9. Si M. A se prévaut de ce qu’il vit en France depuis de nombreuses années et dispose d’attaches sur le territoire national, il n’apporte aucun élément à l’appui de ses allégations alors qu’il ressort des mentions non contestées de la décision attaquée qu’il est marié et sans charge de famille sur le territoire national et n’est pas dépourvu d’attaches familiales dans son pays d’origine où résident ses parents, épouse et enfant. Dès lors, compte tenu de l’ensemble des circonstances de l’espèce, en refusant la délivrance d’un titre de séjour à M. A et en l’obligeant à quitter le territoire français, le préfet de police n’a pas porté à son droit au respect de sa vie privée et familiale une atteinte disproportionnée au regard des buts qu’il a poursuivis. Il n’a donc pas méconnu les stipulations de l’article 8 de la convention européenne de sauvegarde des droits de l’homme et des libertés fondamentales.

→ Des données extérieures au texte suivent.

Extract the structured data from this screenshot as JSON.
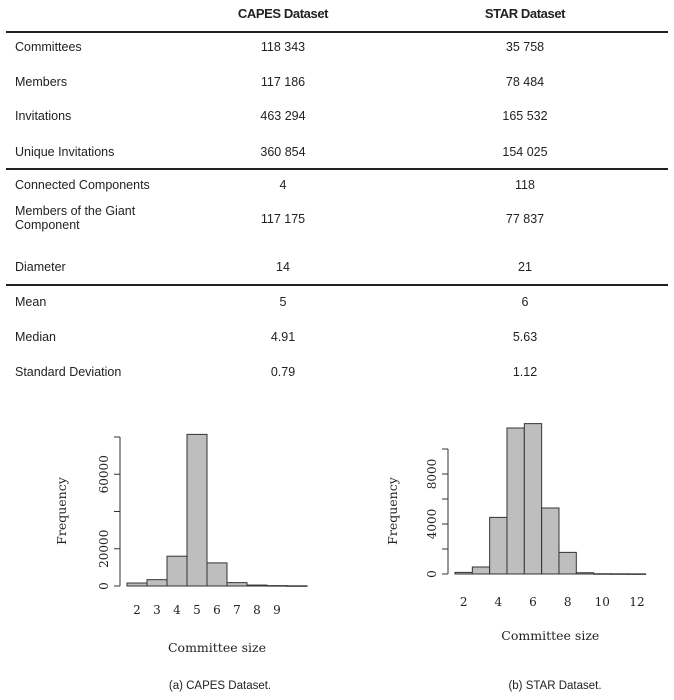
{
  "table": {
    "headers": [
      "",
      "CAPES Dataset",
      "STAR Dataset"
    ],
    "groups": [
      [
        {
          "label": "Committees",
          "capes": "118 343",
          "star": "35 758"
        },
        {
          "label": "Members",
          "capes": "117 186",
          "star": "78 484"
        },
        {
          "label": "Invitations",
          "capes": "463 294",
          "star": "165 532"
        },
        {
          "label": "Unique Invitations",
          "capes": "360 854",
          "star": "154 025"
        }
      ],
      [
        {
          "label": "Connected Components",
          "capes": "4",
          "star": "118"
        },
        {
          "label": "Members of the Giant Component",
          "capes": "117 175",
          "star": "77 837"
        },
        {
          "label": "Diameter",
          "capes": "14",
          "star": "21"
        }
      ],
      [
        {
          "label": "Mean",
          "capes": "5",
          "star": "6"
        },
        {
          "label": "Median",
          "capes": "4.91",
          "star": "5.63"
        },
        {
          "label": "Standard Deviation",
          "capes": "0.79",
          "star": "1.12"
        }
      ]
    ]
  },
  "chart_data": [
    {
      "type": "bar",
      "title": "",
      "caption": "(a) CAPES Dataset.",
      "xlabel": "Committee size",
      "ylabel": "Frequency",
      "categories": [
        2,
        3,
        4,
        5,
        6,
        7,
        8,
        9,
        10
      ],
      "values": [
        1600,
        3400,
        16000,
        81400,
        12400,
        1800,
        500,
        200,
        100
      ],
      "xticks": [
        2,
        3,
        4,
        5,
        6,
        7,
        8,
        9
      ],
      "yticks": [
        0,
        20000,
        40000,
        60000,
        80000
      ],
      "ytick_labels": [
        "0",
        "20000",
        "",
        "60000",
        ""
      ],
      "ylim": [
        0,
        82000
      ],
      "xlim": [
        1.5,
        10.5
      ],
      "bar_color": "#bebebe"
    },
    {
      "type": "bar",
      "title": "",
      "caption": "(b) STAR Dataset.",
      "xlabel": "Committee size",
      "ylabel": "Frequency",
      "categories": [
        2,
        3,
        4,
        5,
        6,
        7,
        8,
        9,
        10,
        11,
        12
      ],
      "values": [
        130,
        560,
        4530,
        11680,
        12030,
        5280,
        1730,
        100,
        20,
        15,
        10
      ],
      "xticks": [
        2,
        4,
        6,
        8,
        10,
        12
      ],
      "yticks": [
        0,
        2000,
        4000,
        6000,
        8000,
        10000
      ],
      "ytick_labels": [
        "0",
        "",
        "4000",
        "",
        "8000",
        ""
      ],
      "ylim": [
        0,
        12100
      ],
      "xlim": [
        1.5,
        12.5
      ],
      "bar_color": "#bebebe"
    }
  ]
}
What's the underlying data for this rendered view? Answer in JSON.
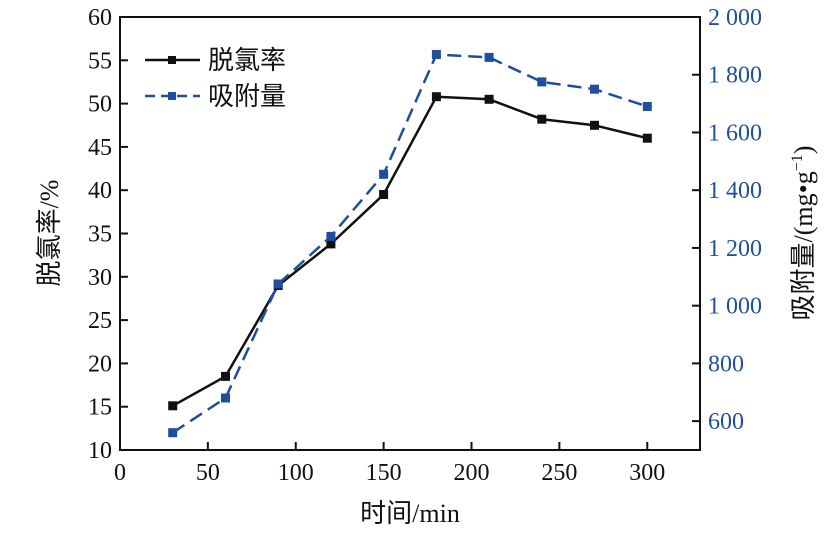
{
  "chart_data": {
    "type": "line",
    "x": [
      30,
      60,
      90,
      120,
      150,
      180,
      210,
      240,
      270,
      300
    ],
    "xlabel": "时间/min",
    "xlim": [
      0,
      330
    ],
    "xticks": [
      0,
      50,
      100,
      150,
      200,
      250,
      300
    ],
    "y_left": {
      "label": "脱氯率/%",
      "ylim": [
        10,
        60
      ],
      "ticks": [
        10,
        15,
        20,
        25,
        30,
        35,
        40,
        45,
        50,
        55,
        60
      ]
    },
    "y_right": {
      "label_main": "吸附量/(mg•g",
      "label_sup": "−1",
      "label_tail": ")",
      "ylim": [
        500,
        2000
      ],
      "ticks": [
        600,
        800,
        1000,
        1200,
        1400,
        1600,
        1800,
        2000
      ],
      "tick_labels": [
        "600",
        "800",
        "1 000",
        "1 200",
        "1 400",
        "1 600",
        "1 800",
        "2 000"
      ],
      "color": "#1f4e9c"
    },
    "series": [
      {
        "name": "脱氯率",
        "axis": "left",
        "color": "#111111",
        "style": "solid",
        "values": [
          15.1,
          18.5,
          29.0,
          33.8,
          39.5,
          50.8,
          50.5,
          48.2,
          47.5,
          46.0
        ]
      },
      {
        "name": "吸附量",
        "axis": "right",
        "color": "#1f4e9c",
        "style": "dashed",
        "values": [
          560,
          680,
          1075,
          1240,
          1455,
          1870,
          1860,
          1775,
          1750,
          1690
        ]
      }
    ],
    "grid": false,
    "legend": "top-left"
  }
}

10. Il résulte de tout ce qui précède que les conclusions à fin d’annulation présentées par M. A doivent être rejetées et, par voie de conséquence, ses conclusions aux fins d’injonction et d’astreinte ainsi que celles présentées sur le fondement des articles L. 761 1 du code de justice administrative et 37 de la loi du 10 juillet 1991.
D E C I D E :
Article 1er : M. A est admis, à titre provisoire, au bénéfice de l’aide juridictionnelle.
Article 2 : Les autres conclusions de la requête de M. A sont rejetées.
Article 3 : Le présent jugement sera notifié à M. B E A, à Me Sangue et au préfet de police.
Délibéré après l’audience du 29 avril 2025, à laquelle siégeaient :
— Mme Topin, présidente ;
— M. Hémery, premier conseiller ;
— Mme Perrin, première conseillère.
Rendu public par mise à disposition au greffe le 14 mai 2025.
La présidente-rapporteure,
Signé
E. Topin
L’assesseur le plus ancien,
Signé
D. HémeryLa greffière,
Signé
A. Heeralall
La République demande et ordonne au préfet de police en ce qui le concerne ou à tous commissaires de justice à ce requis en ce qui concerne les voies de droit commun contre les parties privées, de pourvoir à l’exécution de la présente décision.